The tours helped Washington develop his chops and style but didn't provide the creative outlet for which Washington was looking.


Washington demanded more out of music. Nothing Washington played with Snoop Dogg or any other acts was that technically complex, though it had a ton of style. He insisted to Mic that for the past decade, record executives and songwriters have conflated the two. It's not the simplicity of the music that makes a song great; it's the strength of the expression.

"I can't tell you how many I've been told working on someone's album, 'Don't make it too musical,'" Washington said. "People have bought into this idea that they don't like anything that doesn't have a four-bar loop. But I've never believed that people are less intelligent now than they were in the past."

Watching Thundercat's 2013 album Apocalypse garner rave reviews inspired Washington to try his hand at writing his own. Meeting Kendrick Lamar and working on To Pimp a Butterfly alongside fellow jazz musicians Terrace Martin and Thundercat offered another breakthrough moment. It confirmed to Washington the world was ready for something more complex than simple pop phrasing.

"[Lamar's] album is so lush," Washington said. "It essentially dispelled this myth that the masses can't comprehend music that's not very, very, very simple ... Harmonically, rhythmically, texturally lyrically — there's so much going on in his music, more so than any hip-hop I've ever heard."

"What he's done, he's opened the door for musicians," Washington said. "Now we have to run through it."


Washington believes he has an obligation to challenge listeners to listen more deeply into their music. He's spoken in several interviews about using his music to combat what he calls the "dimming of the mind." 

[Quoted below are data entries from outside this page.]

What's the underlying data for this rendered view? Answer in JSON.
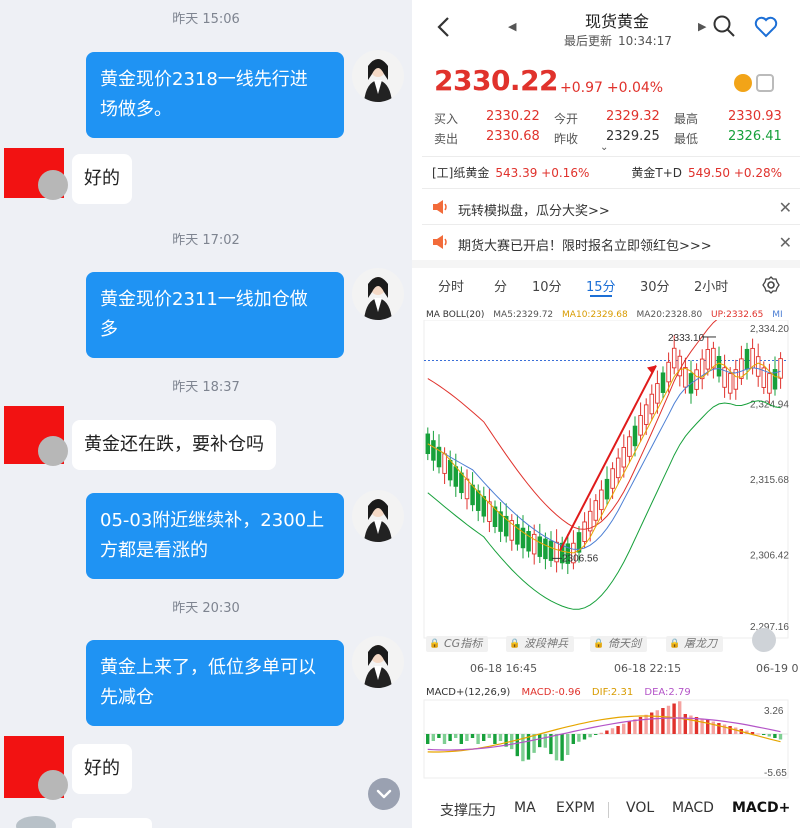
{
  "chat": {
    "timestamps": [
      "昨天 15:06",
      "昨天 17:02",
      "昨天 18:37",
      "昨天 20:30"
    ],
    "messages": [
      {
        "side": "right",
        "lines": [
          "黄金现价2318一线先行进",
          "场做多。"
        ]
      },
      {
        "side": "left",
        "lines": [
          "好的"
        ]
      },
      {
        "side": "right",
        "lines": [
          "黄金现价2311一线加仓做",
          "多"
        ]
      },
      {
        "side": "left",
        "lines": [
          "黄金还在跌，要补仓吗"
        ]
      },
      {
        "side": "right",
        "lines": [
          "05-03附近继续补，2300上",
          "方都是看涨的"
        ]
      },
      {
        "side": "right",
        "lines": [
          "黄金上来了，低位多单可以",
          "先减仓"
        ]
      },
      {
        "side": "left",
        "lines": [
          "好的"
        ]
      }
    ],
    "scroll_down_icon": "chevron-down-icon"
  },
  "quote": {
    "title": "现货黄金",
    "updated_label": "最后更新",
    "updated_time": "10:34:17",
    "price": "2330.22",
    "change": "+0.97",
    "change_pct": "+0.04%",
    "stats": {
      "buy_label": "买入",
      "buy": "2330.22",
      "sell_label": "卖出",
      "sell": "2330.68",
      "open_label": "今开",
      "open": "2329.32",
      "prev_label": "昨收",
      "prev": "2329.25",
      "high_label": "最高",
      "high": "2330.93",
      "low_label": "最低",
      "low": "2326.41"
    },
    "related": {
      "left_name": "[工]纸黄金",
      "left_val": "543.39 +0.16%",
      "right_name": "黄金T+D",
      "right_val": "549.50 +0.28%"
    },
    "notices": [
      "玩转模拟盘，瓜分大奖>>",
      "期货大赛已开启！限时报名立即领红包>>>"
    ],
    "tabs": [
      "分时",
      "分",
      "10分",
      "15分",
      "30分",
      "2小时"
    ],
    "active_tab": "15分",
    "indicator_legend": {
      "name": "MA BOLL(20)",
      "ma5": "MA5:2329.72",
      "ma10": "MA10:2329.68",
      "ma20": "MA20:2328.80",
      "up": "UP:2332.65",
      "mid": "MI"
    },
    "y_axis_labels": [
      "2,334.20",
      "2,324.94",
      "2,315.68",
      "2,306.42",
      "2,297.16"
    ],
    "annotations": {
      "high": "2333.10",
      "low": "2306.56"
    },
    "locked_tools": [
      "CG指标",
      "波段神兵",
      "倚天剑",
      "屠龙刀"
    ],
    "x_axis_labels": [
      "06-18 16:45",
      "06-18 22:15",
      "06-19 0"
    ],
    "macd_legend": {
      "name": "MACD+(12,26,9)",
      "macd": "MACD:-0.96",
      "dif": "DIF:2.31",
      "dea": "DEA:2.79"
    },
    "macd_axis": [
      "3.26",
      "-5.65"
    ],
    "bottom_tabs": [
      "支撑压力",
      "MA",
      "EXPM",
      "VOL",
      "MACD",
      "MACD+"
    ],
    "active_bottom_tab": "MACD+",
    "colors": {
      "up": "#e0322c",
      "down": "#17a03b",
      "accent": "#1c6fd6",
      "bubble": "#1f93f3"
    }
  }
}
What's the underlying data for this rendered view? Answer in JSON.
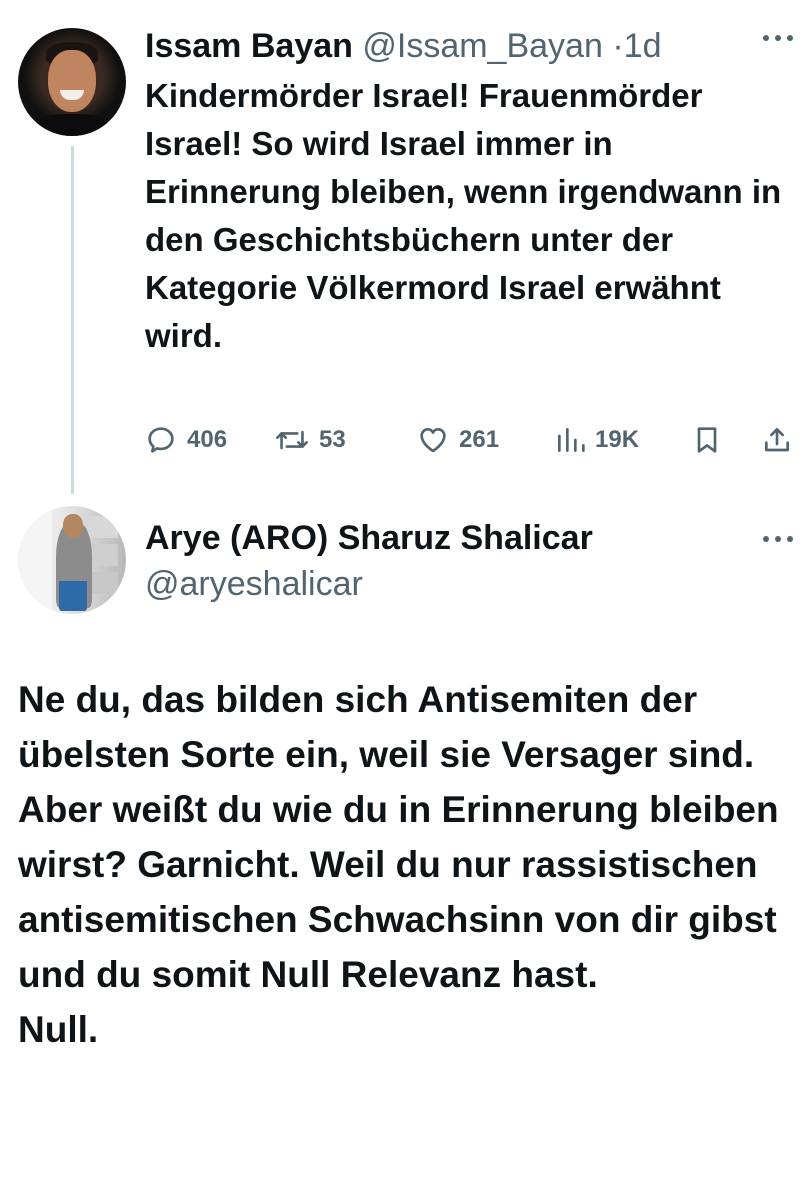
{
  "tweet": {
    "author_name": "Issam Bayan",
    "author_handle": "@Issam_Bayan",
    "separator": "·",
    "timestamp": "1d",
    "text": "Kindermörder Israel! Frauenmörder Israel! So wird Israel immer in Erinnerung bleiben, wenn irgendwann in den Geschichtsbüchern unter der Kategorie Völkermord Israel erwähnt wird.",
    "metrics": {
      "replies": "406",
      "retweets": "53",
      "likes": "261",
      "views": "19K"
    },
    "icons": {
      "more": "more-options-icon",
      "reply": "reply-icon",
      "retweet": "retweet-icon",
      "like": "heart-icon",
      "views": "analytics-icon",
      "bookmark": "bookmark-icon",
      "share": "share-icon"
    }
  },
  "reply": {
    "author_name": "Arye (ARO) Sharuz Shalicar",
    "author_handle": "@aryeshalicar",
    "text": "Ne du, das bilden sich Antisemiten der übelsten Sorte ein, weil sie Versager sind.\nAber weißt du wie du in Erinnerung bleiben wirst? Garnicht. Weil du nur rassistischen antisemitischen Schwachsinn von dir gibst und du somit Null Relevanz hast.\nNull.",
    "icons": {
      "more": "more-options-icon"
    }
  },
  "colors": {
    "text_primary": "#0f1419",
    "text_secondary": "#536471",
    "thread_line": "#cfd9de",
    "background": "#ffffff"
  }
}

"It comes from people not challenging their minds," he said. "That's what your mind wants, like any other muscle in the body. If you don't use it, it gets weak. I think that people are starved for something — not something that challenges the mind unnecessarily but expresses an idea that it can play with for a while."

Lamar's To Pimp a Butterfly and Washington's The Epic both provide that wealth of stimulation to keep listeners coming back to dive deeper and deeper. Judging by the success of both albums, there will likely be a lot more music reaching for harmonic, lyrical and rhythmic complexity in the near future, and it may all trace back in part to Washington and The Next Step.